Les heures ont passé implacablement; la nuit tombe; il ne nous reste qu' à bivouaquer sur place dans un endroit où nous ne nous sentons pas à l' abri des chutes de pierres. Impossible de rebrousser chemin dans ce labyrinthe plein de ténèbres. Voyez Orphée aux enfers: lui au moins il avait sa voix divine qui faisait reculer les ombres. Au son de notre vocabulaire peu choisi, évidemment, notre sort ne s' améliore pas, les ombres deviennent plus opaques et le pont de neige tant souhaité ne se reconstruit pas. Et puis nous n' avons pas envie de chanter et enfin par quoi remplacer la lyre? Dante avait aux enfers un compagnon charmant en la personne de Virgile qui le tirait de tout pas difficile. Nous voudrions bien en ce moment le voir un peu ici, d' autant plus qu' un bruit extrêmement désagréable se fait soudain entendre: c' est une chute de pierres. Nous voilà servis. Avant d' avoir pu nous mettre à l' abri, j' en reçois en pleines côtes et en plus une sur le crâne.

Résultat: deux côtes fissurées et la tête en sang.

Quant au reste... à demain les soucis. Pour l' instant le principal est de trouver une position qui me permette de respirer à l' aise et de me remettre de cette « sonnée ». Sous l' œil inquiet de mon neveu, j' ai cependant fort bien dormi, et à 5 h. du matin, le 20 juillet, je suis prêt à reprendre varappe et marche... mes côtes exceptées qui se plaignent douloureusement.

L' aspect de cet antre est tout aussi déplaisant en plein jour qu' à la tombée de la nuit. La seule solution est de faire route arrière, si possible au-dessus de cette damnée rimaie en empruntant cheminées et vires dans les rochers.

Les espadrilles font merveille dans cette cheminée verticale à prises émoussées; les côtes par contre se comportent moins brillamment. Puis de vire exposée en vire glissante nous arrivons à éviter les « boîtes aux lettres » et débouchons enfin hors de la rimaie. Laissant derrière nous ces mauvais souvenirs, nous prenons le chemin de l' autre rive du glacier proposé par le Guide des Alpes Valaisannes et, traversant le plateau glaciaire coupé de crevasses, droit au-dessus de la chute des séracs, nous nous dirigeons vers l' arête étirée NW. de l' Alphubel. Celle-ci s' infléchit au collet 3481 que l'on peut franchir aisément, en descendant le couloir de pierrailles jusque sur le névé qui va mourir dans les moraines frontales, non loin d' un petit lac où il fait bon jouir de la liberté retrouvée.

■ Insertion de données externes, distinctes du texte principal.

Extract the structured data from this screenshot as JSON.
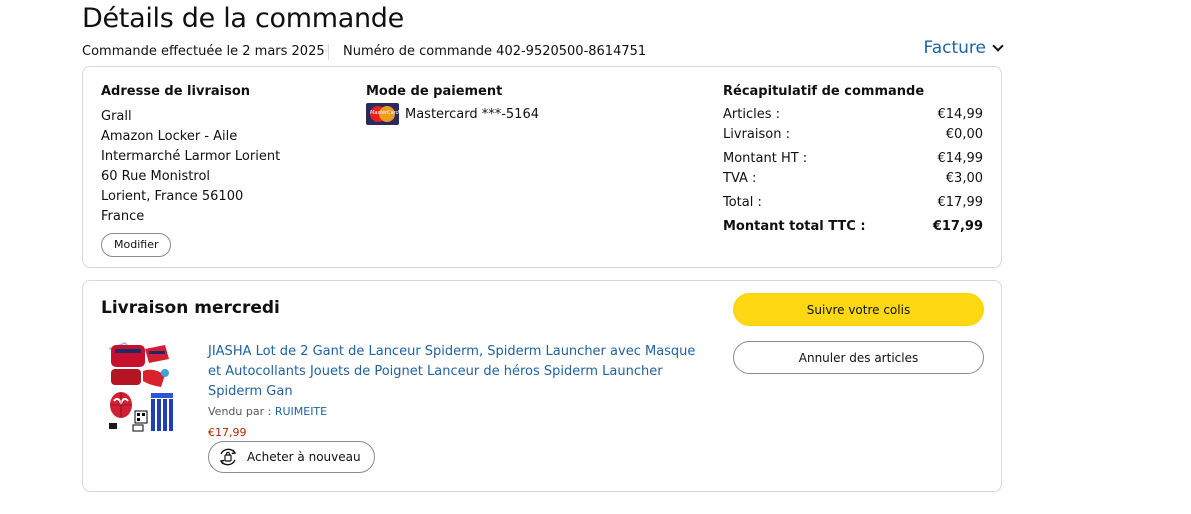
{
  "header": {
    "title": "Détails de la commande",
    "order_date": "Commande effectuée le 2 mars 2025",
    "order_number": "Numéro de commande 402-9520500-8614751",
    "invoice_label": "Facture"
  },
  "shipping": {
    "title": "Adresse de livraison",
    "lines": [
      "Grall",
      "Amazon Locker - Aile",
      "Intermarché Larmor Lorient",
      "60 Rue Monistrol",
      "Lorient, France 56100",
      "France"
    ],
    "modify_label": "Modifier"
  },
  "payment": {
    "title": "Mode de paiement",
    "card_brand_icon": "mastercard-icon",
    "card_label": "Mastercard ***-5164",
    "card_logo_text": "MasterCard"
  },
  "summary": {
    "title": "Récapitulatif de commande",
    "rows": [
      {
        "label": "Articles :",
        "value": "€14,99"
      },
      {
        "label": "Livraison :",
        "value": "€0,00"
      },
      {
        "label": "Montant HT :",
        "value": "€14,99"
      },
      {
        "label": "TVA :",
        "value": "€3,00"
      },
      {
        "label": "Total :",
        "value": "€17,99"
      },
      {
        "label": "Montant total TTC :",
        "value": "€17,99"
      }
    ]
  },
  "delivery": {
    "title": "Livraison mercredi",
    "track_label": "Suivre votre colis",
    "cancel_label": "Annuler des articles",
    "item": {
      "title": "JIASHA Lot de 2 Gant de Lanceur Spiderm, Spiderm Launcher avec Masque et Autocollants Jouets de Poignet Lanceur de héros Spiderm Launcher Spiderm Gan",
      "seller_prefix": "Vendu par :",
      "seller_name": "RUIMEITE",
      "price": "€17,99",
      "buy_again_label": "Acheter à nouveau"
    }
  },
  "colors": {
    "link": "#2162a1",
    "price": "#b12704",
    "primary_button": "#ffd814",
    "border": "#d5d9d9"
  }
}
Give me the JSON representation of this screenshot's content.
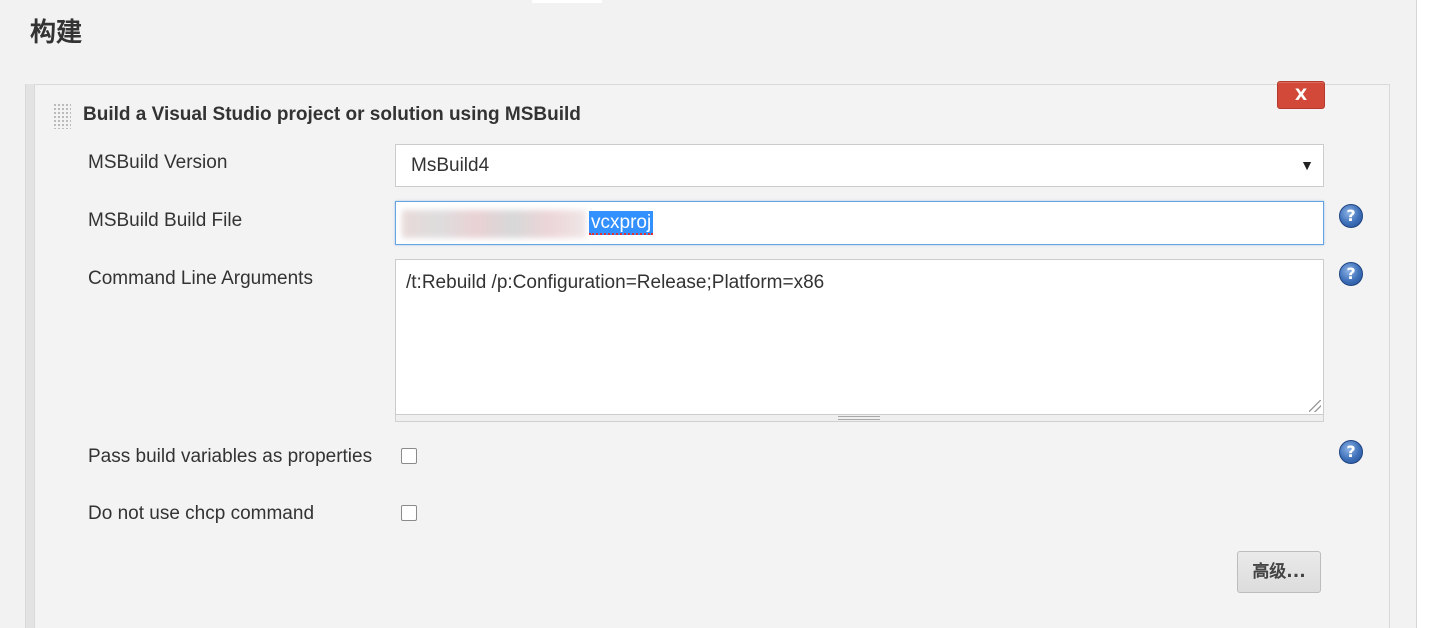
{
  "section": {
    "title": "构建"
  },
  "step": {
    "title": "Build a Visual Studio project or solution using MSBuild",
    "delete_label": "X"
  },
  "fields": {
    "msbuild_version": {
      "label": "MSBuild Version",
      "value": "MsBuild4"
    },
    "build_file": {
      "label": "MSBuild Build File",
      "value_visible": "vcxproj"
    },
    "cmd_args": {
      "label": "Command Line Arguments",
      "value": "/t:Rebuild /p:Configuration=Release;Platform=x86"
    },
    "pass_build_vars": {
      "label": "Pass build variables as properties",
      "checked": false
    },
    "no_chcp": {
      "label": "Do not use chcp command",
      "checked": false
    }
  },
  "advanced_label": "高级...",
  "help_label": "?",
  "icons": {
    "dropdown": "triangle-down-icon",
    "help": "question-circle-icon",
    "drag": "drag-handle-icon"
  }
}
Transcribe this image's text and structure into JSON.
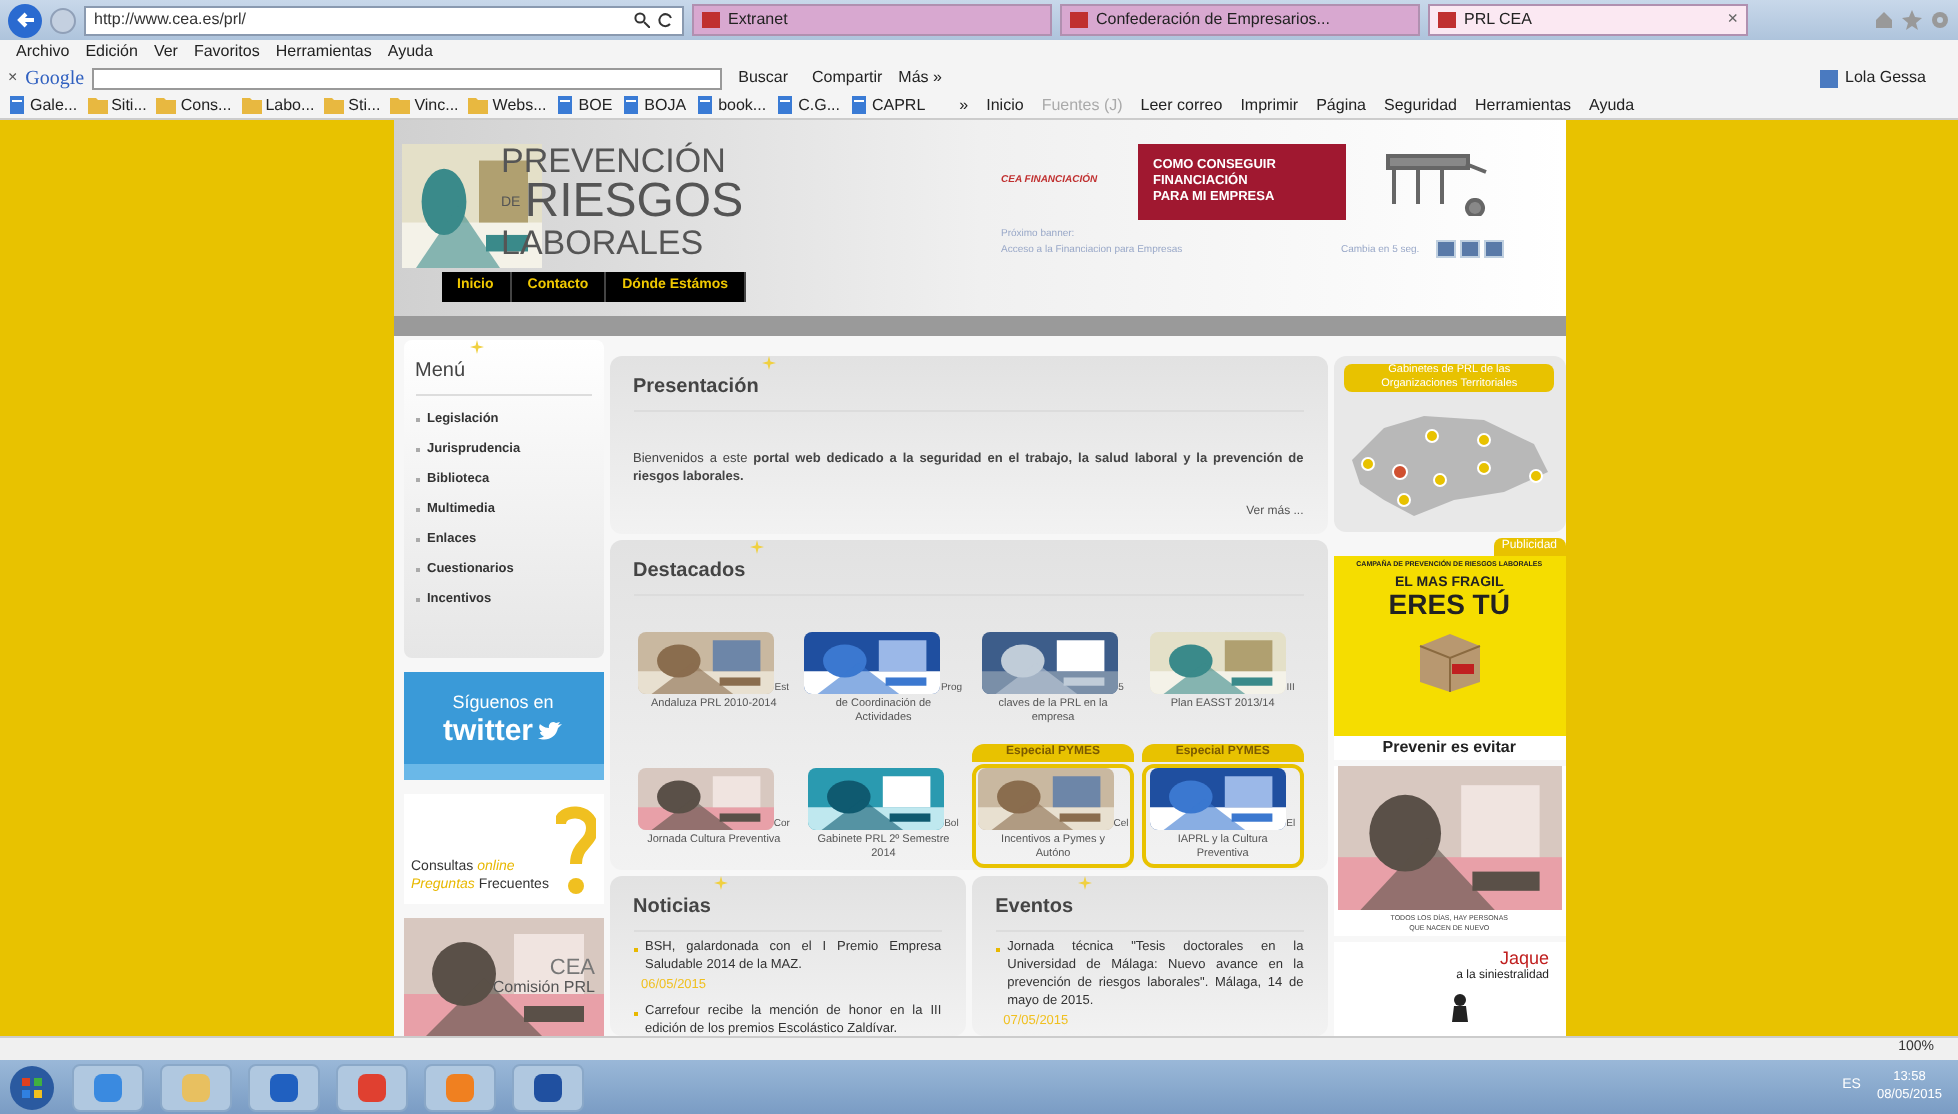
{
  "browser": {
    "address": "http://www.cea.es/prl/",
    "tabs": [
      {
        "label": "Extranet",
        "selected": false
      },
      {
        "label": "Confederación de Empresarios...",
        "selected": false
      },
      {
        "label": "PRL CEA",
        "selected": true,
        "close": "×"
      }
    ],
    "menu": [
      "Archivo",
      "Edición",
      "Ver",
      "Favoritos",
      "Herramientas",
      "Ayuda"
    ],
    "google_toolbar": {
      "close": "×",
      "logo": "Google",
      "buttons": [
        "Buscar",
        "Compartir"
      ],
      "more": "Más »",
      "user": "Lola Gessa"
    },
    "favorites": [
      {
        "label": "Gale...",
        "kind": "page"
      },
      {
        "label": "Siti...",
        "kind": "folder"
      },
      {
        "label": "Cons...",
        "kind": "folder"
      },
      {
        "label": "Labo...",
        "kind": "folder"
      },
      {
        "label": "Sti...",
        "kind": "folder"
      },
      {
        "label": "Vinc...",
        "kind": "folder"
      },
      {
        "label": "Webs...",
        "kind": "folder"
      },
      {
        "label": "BOE",
        "kind": "page"
      },
      {
        "label": "BOJA",
        "kind": "page"
      },
      {
        "label": "book...",
        "kind": "page"
      },
      {
        "label": "C.G...",
        "kind": "page"
      },
      {
        "label": "CAPRL",
        "kind": "page"
      }
    ],
    "favorites_more": "»",
    "commands": [
      {
        "label": "Inicio",
        "disabled": false
      },
      {
        "label": "Fuentes (J)",
        "disabled": true
      },
      {
        "label": "Leer correo",
        "disabled": false
      },
      {
        "label": "Imprimir",
        "disabled": false
      },
      {
        "label": "Página",
        "disabled": false
      },
      {
        "label": "Seguridad",
        "disabled": false
      },
      {
        "label": "Herramientas",
        "disabled": false
      },
      {
        "label": "Ayuda",
        "disabled": false
      }
    ]
  },
  "header": {
    "logo": [
      "PREVENCIÓN",
      "DE",
      "RIESGOS",
      "LABORALES"
    ],
    "nav": [
      "Inicio",
      "Contacto",
      "Dónde Estámos"
    ],
    "banner_brand": "CEA FINANCIACIÓN",
    "banner_lines": [
      "COMO CONSEGUIR",
      "FINANCIACIÓN",
      "PARA MI EMPRESA"
    ],
    "next_banner": [
      "Próximo banner:",
      "Acceso a la Financiacion para Empresas"
    ],
    "countdown": "Cambia en 5 seg."
  },
  "menu_box": {
    "title": "Menú",
    "items": [
      "Legislación",
      "Jurisprudencia",
      "Biblioteca",
      "Multimedia",
      "Enlaces",
      "Cuestionarios",
      "Incentivos"
    ]
  },
  "twitter": {
    "line": "Síguenos en",
    "brand": "twitter"
  },
  "faq": {
    "consultas": "Consultas",
    "online": "online",
    "preguntas": "Preguntas",
    "frecuentes": "Frecuentes"
  },
  "commission": {
    "lines": [
      "CEA",
      "Comisión PRL"
    ]
  },
  "presentation": {
    "title": "Presentación",
    "text": "Bienvenidos a este **portal web dedicado a la seguridad en el trabajo, la salud laboral y la prevención de riesgos laborales.**",
    "more": "Ver más ..."
  },
  "featured": {
    "title": "Destacados",
    "items": [
      {
        "caption": "Andaluza PRL 2010-2014",
        "overflow": "Est"
      },
      {
        "caption": "de Coordinación de Actividades",
        "overflow": "Prog"
      },
      {
        "caption": "claves de la PRL en la empresa",
        "overflow": "5"
      },
      {
        "caption": "Plan EASST 2013/14",
        "overflow": "III"
      },
      {
        "caption": "Jornada Cultura Preventiva",
        "overflow": "Cor"
      },
      {
        "caption": "Gabinete PRL 2º Semestre 2014",
        "overflow": "Bol"
      },
      {
        "caption": "Incentivos a Pymes y Autóno",
        "overflow": "Cel",
        "badge": "Especial PYMES"
      },
      {
        "caption": "IAPRL y la Cultura Preventiva",
        "overflow": "El",
        "badge": "Especial PYMES"
      }
    ]
  },
  "news": {
    "title": "Noticias",
    "items": [
      {
        "text": "BSH, galardonada con el I Premio Empresa Saludable 2014 de la MAZ.",
        "date": "06/05/2015"
      },
      {
        "text": "Carrefour recibe la mención de honor en la III edición de los premios Escolástico Zaldívar."
      }
    ]
  },
  "events": {
    "title": "Eventos",
    "items": [
      {
        "text": "Jornada técnica \"Tesis doctorales en la Universidad de Málaga: Nuevo avance en la prevención de riesgos laborales\". Málaga, 14 de mayo de 2015.",
        "date": "07/05/2015"
      }
    ]
  },
  "offices": {
    "title": "Gabinetes de PRL de las Organizaciones Territoriales"
  },
  "ad": {
    "label": "Publicidad",
    "campaign": "CAMPAÑA DE PREVENCIÓN DE RIESGOS LABORALES",
    "line1": "EL MAS FRAGIL",
    "line2": "ERES TÚ",
    "slogan": "Prevenir es evitar"
  },
  "baby_ad": {
    "caption": "TODOS LOS DÍAS, HAY PERSONAS QUE NACEN DE NUEVO"
  },
  "jaque": {
    "title": "Jaque",
    "subtitle": "a la siniestralidad"
  },
  "status_bar": {
    "zoom": "100%"
  },
  "taskbar": {
    "language": "ES",
    "time": "13:58",
    "date": "08/05/2015"
  }
}
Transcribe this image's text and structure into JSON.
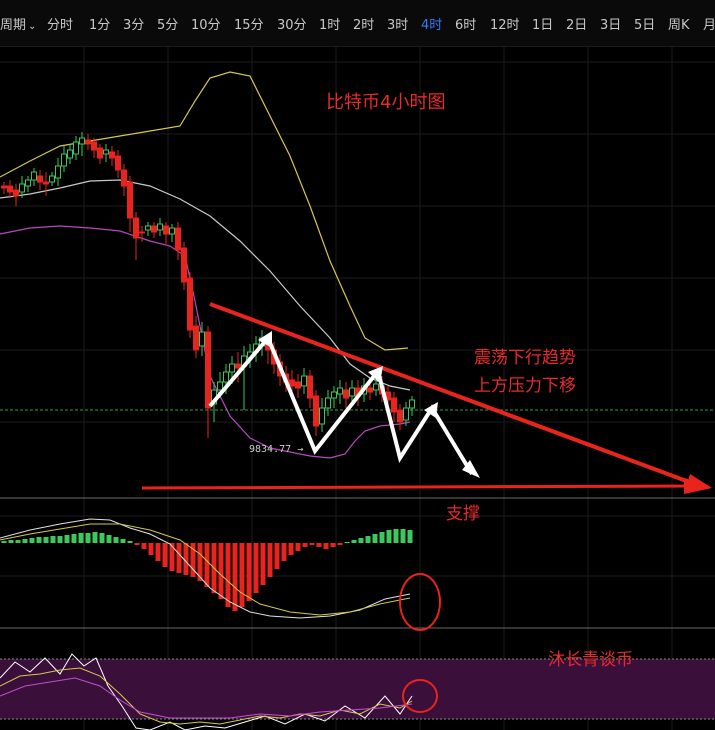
{
  "toolbar": {
    "period_label": "周期",
    "period_caret": "⌄",
    "tabs": [
      {
        "label": "分时"
      },
      {
        "label": "1分"
      },
      {
        "label": "3分"
      },
      {
        "label": "5分"
      },
      {
        "label": "10分"
      },
      {
        "label": "15分"
      },
      {
        "label": "30分"
      },
      {
        "label": "1时"
      },
      {
        "label": "2时"
      },
      {
        "label": "3时"
      },
      {
        "label": "4时"
      },
      {
        "label": "6时"
      },
      {
        "label": "12时"
      },
      {
        "label": "1日"
      },
      {
        "label": "2日"
      },
      {
        "label": "3日"
      },
      {
        "label": "5日"
      },
      {
        "label": "周K"
      },
      {
        "label": "月"
      }
    ],
    "active_tab": "4时",
    "active_color": "#2f7bff"
  },
  "chart": {
    "title": "比特币4小时图",
    "annotation_trend_1": "震荡下行趋势",
    "annotation_trend_2": "上方压力下移",
    "annotation_support": "支撑",
    "watermark": "沐长青谈币",
    "low_label": "9834.77",
    "low_arrow": "→",
    "colors": {
      "up": "#3cc85a",
      "down": "#e8241c",
      "annotation": "#e52b2b",
      "upper_band": "#d6c84a",
      "mid_band": "#c9c9c9",
      "lower_band": "#b848c0",
      "rsi_fill": "#3a0f3a",
      "current_price_line": "#2f9e3f"
    }
  }
}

Dans mon précédent article sur l' arête W. de l' Alphubel j' ai décrit comment peut se faire la descente du glacier directement à travers les séracs en évitant la moraine. Ce chemin est très praticable à condition de tailler de nombreuses marches, de sauter en bas des séracs ou par-dessus les crevasses, jusqu' à ce que soit franchie la zone tourmentée.

Morale de l' histoire: Ne jamais oublier à quel point la configuration des glaciers peut changer en période caniculaire et plus particulièrement durant ces trois dernières années. Les géologues en ont été les premiers avertis, eux qui, faisant profit du retrait des glaciers, découvrent actuellement des strates rocheuses ignorées parce qu' elles étaient jusqu' ici recouvertes. Tant mieux pour les géologues, tant pis pour les alpinistes.

Conclusions: Huit jours après ces aventures je retournai à l' Alphubel, non plus pour le Rotgrat, mais pour l' arête W. que j' avais eu l' occasion d' étudier de face et dans tous ses profils, de près et de loin. Je répondais une fois encore à une invite de l' Alphubel. Cette fois arête, côtes et glacier se comportèrent fort bien. Des deux ascensions laquelle préférer? Sans doute la seconde pour des raisons techniques. La première appartient dès lors dans mon souvenir à ce genre d' ascension où « à vaincre sans gloire il n' y a pas de mérite ». Traduit en langage montagnard, le mot gloire s' exprime par « magistrale pilée » et en langage mémoriel « impressions les plus durables », enfin dans la conversation par un éclat de rire. Tous comptes faits: fatigue disparue, côtes réparées, crâne sans tonsure, je n' ai plus qu' à remercier l' Alphubel de son invitation.